Give me your love
And I’ll give you the perfect lovesong
With a divine Beatles bassline
And a big old Beach Boys sound
I’ll match you pound for pound
Like heavy-weights in the final round
We’ll hold on to each other
So we don’t fall down
Os versos acima transcritos foram sacados a “Perfect Lovesong” (ouvir aqui), canção perfeita dos Divine Comedy que, com muito humor, classe e a quantidade certa de favos de mel, nos falam de um sentimento dado ao agitar dos batimentos cardíacos. Trazer o Amor para um festival literário poderia, não é difícil imaginá-lo, ter resvalado para o desastre, mas o speed dating literário entre Maaza Mengiste e Burhan Sönmez, mediados pelo cupido Luís Ricardo Duarte, acabou por ser uma das melhores conversas a que se assistiu no primeiro fim-de-semana do Folio – Festival Literário Internacional de Óbidos, edição 2024.
“I just want to know what love is”, lança o moderador a dois escritores cujos livros tendem a conter todo o peso do mundo. “Sob a ameaça iminente do exército fascista de Mussolini, Hirut, uma jovem que acaba de perder ambos os pais, esforça-se por se adaptar à sua nova vida como criada”, lê-se na sinopse de “O Rei-Sombra” – livro de Maaza Mengiste que inaugurou a Colecção Alberto Manguel, publicada pela Tinta da China -, fogo que “Pedra e Sombra” – romance que deu a Burhan Sönmez o Prémio do Romance Orhan Kemal na Turquia – alimenta com o mesmo carvão: “Avdo mal tem memória da sua mãe, mas sabe que se perdeu dela num mercado. Durante anos, o menino vagueia pelas cidades da Turquia, aprende a dizer «mãe» nas mais diversas línguas aí faladas e sobrevive cantando pelas ruas”.

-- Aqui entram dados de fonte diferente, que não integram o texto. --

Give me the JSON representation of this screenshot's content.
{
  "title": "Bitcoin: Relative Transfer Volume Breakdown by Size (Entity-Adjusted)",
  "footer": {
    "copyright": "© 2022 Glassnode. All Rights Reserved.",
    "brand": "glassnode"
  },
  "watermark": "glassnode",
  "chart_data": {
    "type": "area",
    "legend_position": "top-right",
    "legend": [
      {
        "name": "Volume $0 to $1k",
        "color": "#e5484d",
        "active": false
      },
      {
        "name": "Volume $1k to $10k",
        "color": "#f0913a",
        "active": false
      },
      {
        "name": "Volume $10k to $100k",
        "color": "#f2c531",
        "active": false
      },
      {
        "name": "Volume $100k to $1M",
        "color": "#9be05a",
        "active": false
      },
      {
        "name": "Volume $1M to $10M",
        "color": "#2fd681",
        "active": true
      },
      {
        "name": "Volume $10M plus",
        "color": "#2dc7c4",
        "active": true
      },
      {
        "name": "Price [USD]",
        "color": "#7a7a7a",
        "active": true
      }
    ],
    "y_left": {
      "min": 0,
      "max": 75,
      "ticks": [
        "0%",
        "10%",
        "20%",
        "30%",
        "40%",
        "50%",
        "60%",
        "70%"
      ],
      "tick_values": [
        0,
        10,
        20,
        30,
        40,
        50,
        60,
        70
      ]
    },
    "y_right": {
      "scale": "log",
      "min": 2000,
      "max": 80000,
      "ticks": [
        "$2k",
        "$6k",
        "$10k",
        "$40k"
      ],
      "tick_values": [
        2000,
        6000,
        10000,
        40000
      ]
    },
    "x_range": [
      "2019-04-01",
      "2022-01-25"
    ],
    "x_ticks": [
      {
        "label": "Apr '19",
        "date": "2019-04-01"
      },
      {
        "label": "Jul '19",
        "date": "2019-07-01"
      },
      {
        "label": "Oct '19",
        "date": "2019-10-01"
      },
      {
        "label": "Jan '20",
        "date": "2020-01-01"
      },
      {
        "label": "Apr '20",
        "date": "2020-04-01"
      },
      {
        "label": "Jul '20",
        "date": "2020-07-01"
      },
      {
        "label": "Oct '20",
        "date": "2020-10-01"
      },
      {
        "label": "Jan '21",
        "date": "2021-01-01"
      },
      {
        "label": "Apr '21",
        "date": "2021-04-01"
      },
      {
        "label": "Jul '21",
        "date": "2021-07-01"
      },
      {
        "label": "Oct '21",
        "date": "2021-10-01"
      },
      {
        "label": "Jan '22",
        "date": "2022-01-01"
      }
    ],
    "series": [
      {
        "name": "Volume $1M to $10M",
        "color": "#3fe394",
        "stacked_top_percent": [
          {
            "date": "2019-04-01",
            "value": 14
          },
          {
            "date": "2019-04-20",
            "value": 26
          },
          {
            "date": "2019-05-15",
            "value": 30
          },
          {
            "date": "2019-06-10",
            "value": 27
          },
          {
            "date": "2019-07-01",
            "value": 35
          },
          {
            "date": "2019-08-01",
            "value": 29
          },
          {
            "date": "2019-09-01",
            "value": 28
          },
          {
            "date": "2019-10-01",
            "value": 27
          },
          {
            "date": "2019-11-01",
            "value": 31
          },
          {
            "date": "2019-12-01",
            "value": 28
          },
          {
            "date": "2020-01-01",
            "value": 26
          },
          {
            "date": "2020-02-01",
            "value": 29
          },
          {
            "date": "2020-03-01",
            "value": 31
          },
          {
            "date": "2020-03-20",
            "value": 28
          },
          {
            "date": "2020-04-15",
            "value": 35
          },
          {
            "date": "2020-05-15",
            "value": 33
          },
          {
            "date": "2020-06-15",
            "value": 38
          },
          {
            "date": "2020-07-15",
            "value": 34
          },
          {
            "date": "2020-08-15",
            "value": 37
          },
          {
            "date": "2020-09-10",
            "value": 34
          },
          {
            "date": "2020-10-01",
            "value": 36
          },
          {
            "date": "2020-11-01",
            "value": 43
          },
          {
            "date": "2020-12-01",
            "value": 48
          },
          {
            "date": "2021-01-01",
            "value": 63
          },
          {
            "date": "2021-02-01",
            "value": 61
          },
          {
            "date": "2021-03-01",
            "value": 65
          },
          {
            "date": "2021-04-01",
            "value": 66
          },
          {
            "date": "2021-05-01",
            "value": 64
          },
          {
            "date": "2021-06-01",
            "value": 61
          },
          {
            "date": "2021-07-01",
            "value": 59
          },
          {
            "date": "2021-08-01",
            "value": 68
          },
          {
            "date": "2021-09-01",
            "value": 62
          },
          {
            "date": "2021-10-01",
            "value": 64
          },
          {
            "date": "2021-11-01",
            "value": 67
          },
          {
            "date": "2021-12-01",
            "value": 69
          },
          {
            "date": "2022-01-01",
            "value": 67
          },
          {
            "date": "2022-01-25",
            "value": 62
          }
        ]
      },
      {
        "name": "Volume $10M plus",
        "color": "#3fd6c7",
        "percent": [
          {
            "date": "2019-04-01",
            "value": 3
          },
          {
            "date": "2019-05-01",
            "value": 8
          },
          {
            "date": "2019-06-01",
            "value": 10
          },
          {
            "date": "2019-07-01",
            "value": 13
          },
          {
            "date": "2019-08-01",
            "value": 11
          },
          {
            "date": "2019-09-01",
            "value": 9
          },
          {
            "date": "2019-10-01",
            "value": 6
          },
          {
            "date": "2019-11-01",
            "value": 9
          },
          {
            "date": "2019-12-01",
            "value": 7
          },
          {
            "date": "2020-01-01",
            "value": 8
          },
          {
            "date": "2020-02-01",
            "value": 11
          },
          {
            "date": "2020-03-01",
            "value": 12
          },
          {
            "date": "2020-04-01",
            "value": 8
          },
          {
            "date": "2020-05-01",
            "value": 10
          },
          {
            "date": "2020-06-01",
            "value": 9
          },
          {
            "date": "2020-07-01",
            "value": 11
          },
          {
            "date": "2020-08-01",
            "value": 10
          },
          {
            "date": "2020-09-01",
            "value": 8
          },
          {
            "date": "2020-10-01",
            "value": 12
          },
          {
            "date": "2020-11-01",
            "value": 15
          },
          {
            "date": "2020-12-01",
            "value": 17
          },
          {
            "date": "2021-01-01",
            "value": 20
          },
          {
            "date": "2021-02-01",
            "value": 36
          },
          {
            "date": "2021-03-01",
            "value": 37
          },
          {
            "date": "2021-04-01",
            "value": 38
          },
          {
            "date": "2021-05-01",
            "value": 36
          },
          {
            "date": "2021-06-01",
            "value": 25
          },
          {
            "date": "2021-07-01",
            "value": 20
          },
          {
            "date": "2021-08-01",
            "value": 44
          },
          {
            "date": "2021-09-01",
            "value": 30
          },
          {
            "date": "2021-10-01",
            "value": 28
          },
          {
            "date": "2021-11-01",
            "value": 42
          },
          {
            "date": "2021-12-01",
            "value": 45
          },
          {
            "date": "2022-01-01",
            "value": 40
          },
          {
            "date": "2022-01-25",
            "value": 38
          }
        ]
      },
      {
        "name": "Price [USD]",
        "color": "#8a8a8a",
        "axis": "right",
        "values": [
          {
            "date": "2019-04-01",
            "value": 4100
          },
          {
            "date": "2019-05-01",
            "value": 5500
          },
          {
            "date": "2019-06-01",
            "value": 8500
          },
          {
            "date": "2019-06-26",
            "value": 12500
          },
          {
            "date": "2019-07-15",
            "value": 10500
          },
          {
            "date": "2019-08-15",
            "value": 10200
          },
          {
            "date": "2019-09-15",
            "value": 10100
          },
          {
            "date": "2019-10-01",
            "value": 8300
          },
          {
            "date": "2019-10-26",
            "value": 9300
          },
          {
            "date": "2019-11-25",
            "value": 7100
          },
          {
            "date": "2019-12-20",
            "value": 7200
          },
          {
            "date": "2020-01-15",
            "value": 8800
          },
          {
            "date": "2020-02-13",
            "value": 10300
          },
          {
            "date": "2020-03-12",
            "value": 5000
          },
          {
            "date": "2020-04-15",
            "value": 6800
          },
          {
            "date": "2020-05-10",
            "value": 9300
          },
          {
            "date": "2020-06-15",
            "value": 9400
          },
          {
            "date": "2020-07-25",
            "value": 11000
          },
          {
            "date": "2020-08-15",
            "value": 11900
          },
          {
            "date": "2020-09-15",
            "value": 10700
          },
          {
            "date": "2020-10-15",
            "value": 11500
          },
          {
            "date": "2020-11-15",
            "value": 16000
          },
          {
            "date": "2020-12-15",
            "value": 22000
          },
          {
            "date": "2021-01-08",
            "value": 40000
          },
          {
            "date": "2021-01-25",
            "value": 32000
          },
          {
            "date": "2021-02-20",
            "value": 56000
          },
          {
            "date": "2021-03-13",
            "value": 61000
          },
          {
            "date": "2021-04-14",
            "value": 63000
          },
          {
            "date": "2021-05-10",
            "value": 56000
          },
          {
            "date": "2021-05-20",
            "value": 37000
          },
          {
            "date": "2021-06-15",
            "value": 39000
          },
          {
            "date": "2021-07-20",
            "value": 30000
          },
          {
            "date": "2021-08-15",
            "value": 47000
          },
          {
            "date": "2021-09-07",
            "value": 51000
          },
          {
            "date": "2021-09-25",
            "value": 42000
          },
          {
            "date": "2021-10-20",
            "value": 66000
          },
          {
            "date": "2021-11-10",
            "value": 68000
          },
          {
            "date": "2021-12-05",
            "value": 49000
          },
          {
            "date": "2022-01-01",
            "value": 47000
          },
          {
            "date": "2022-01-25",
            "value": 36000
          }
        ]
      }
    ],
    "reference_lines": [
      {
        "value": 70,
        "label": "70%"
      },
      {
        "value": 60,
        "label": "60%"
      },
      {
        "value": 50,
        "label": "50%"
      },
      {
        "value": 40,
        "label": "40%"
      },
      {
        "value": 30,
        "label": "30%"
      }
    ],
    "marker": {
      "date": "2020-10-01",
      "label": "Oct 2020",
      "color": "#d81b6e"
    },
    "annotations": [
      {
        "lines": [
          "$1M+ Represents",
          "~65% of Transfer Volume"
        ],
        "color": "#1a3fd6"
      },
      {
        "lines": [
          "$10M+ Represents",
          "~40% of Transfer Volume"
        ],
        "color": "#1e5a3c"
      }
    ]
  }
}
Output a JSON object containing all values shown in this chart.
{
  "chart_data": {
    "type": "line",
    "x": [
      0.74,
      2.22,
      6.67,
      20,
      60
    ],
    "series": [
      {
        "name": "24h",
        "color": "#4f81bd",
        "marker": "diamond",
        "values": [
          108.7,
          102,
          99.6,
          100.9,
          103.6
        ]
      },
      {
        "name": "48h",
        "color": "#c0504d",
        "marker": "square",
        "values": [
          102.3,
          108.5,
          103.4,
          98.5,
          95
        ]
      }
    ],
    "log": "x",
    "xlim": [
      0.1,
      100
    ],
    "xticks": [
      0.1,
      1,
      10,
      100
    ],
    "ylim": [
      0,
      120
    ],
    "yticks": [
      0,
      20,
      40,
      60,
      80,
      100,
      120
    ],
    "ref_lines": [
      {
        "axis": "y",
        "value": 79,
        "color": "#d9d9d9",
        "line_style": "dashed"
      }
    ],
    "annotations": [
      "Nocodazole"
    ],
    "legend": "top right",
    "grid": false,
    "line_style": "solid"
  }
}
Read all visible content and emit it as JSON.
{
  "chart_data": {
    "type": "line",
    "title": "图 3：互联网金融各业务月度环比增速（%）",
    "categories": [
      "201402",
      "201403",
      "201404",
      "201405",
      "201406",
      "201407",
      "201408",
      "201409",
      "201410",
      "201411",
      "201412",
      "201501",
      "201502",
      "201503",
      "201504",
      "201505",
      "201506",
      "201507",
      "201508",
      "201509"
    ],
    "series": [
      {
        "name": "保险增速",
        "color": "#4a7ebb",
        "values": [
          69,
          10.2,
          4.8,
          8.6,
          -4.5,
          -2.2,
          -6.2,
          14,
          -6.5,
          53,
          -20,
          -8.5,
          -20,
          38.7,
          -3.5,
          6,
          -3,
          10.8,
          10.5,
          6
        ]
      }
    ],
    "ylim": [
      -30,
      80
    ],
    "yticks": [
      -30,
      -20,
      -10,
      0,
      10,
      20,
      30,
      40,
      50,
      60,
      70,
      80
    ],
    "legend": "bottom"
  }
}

“Escrevo sobretudo sobre a guerra, a revolução, mas não conseguiria fazê-lo se não tivesse um sentido profundo do que é o amor, do que pode fazer com ele. Uma revolução começa sempre com uma semente de amor”, diz-nos Maaza, enquanto Burhan aponta à complexidade, manipulação e amplitude do sentimento. “É um tópico incómodo. Está em todo o lado, mas é difícil falar sobre ele, trata-se de um grande desafio. Quando falamos de amor, o que queremos dizer exactamente? No meu país, quando um homem no tribunal diz ter matado uma mulher por amor, isso é amor?”. Refere-se ao amor como um acto transformador, dando o exemplo de uma das cenas-emblema de “O Principezinho”, na qual o amor se revela através do poder da memória, numa associação dos cabelos louros do protagonista aos campos de trigo dourado.
O humor não ficou de fora, surgindo após frases mais elaboradas ou partidas pregadas pelo timing certo. “O amor é uma emoção que esconde uma complexidade de coisas, que pressupõe uma abertura para se experienciar algo que está para além da fisicalidade. Mas por vezes o amor é estúpido”, brinca Mazza, enquanto Burhan enumera os diferentes tipos de amor, dizendo que é fácil encontrá-lo mas difícil de o manter e construir a partir dessa centelha inicial, até ser interrompido pelo bater do sino, que vai marcando os compassos das conversas Folianas: “Seis e meia. É uma boa hora para nos apaixonarmos”.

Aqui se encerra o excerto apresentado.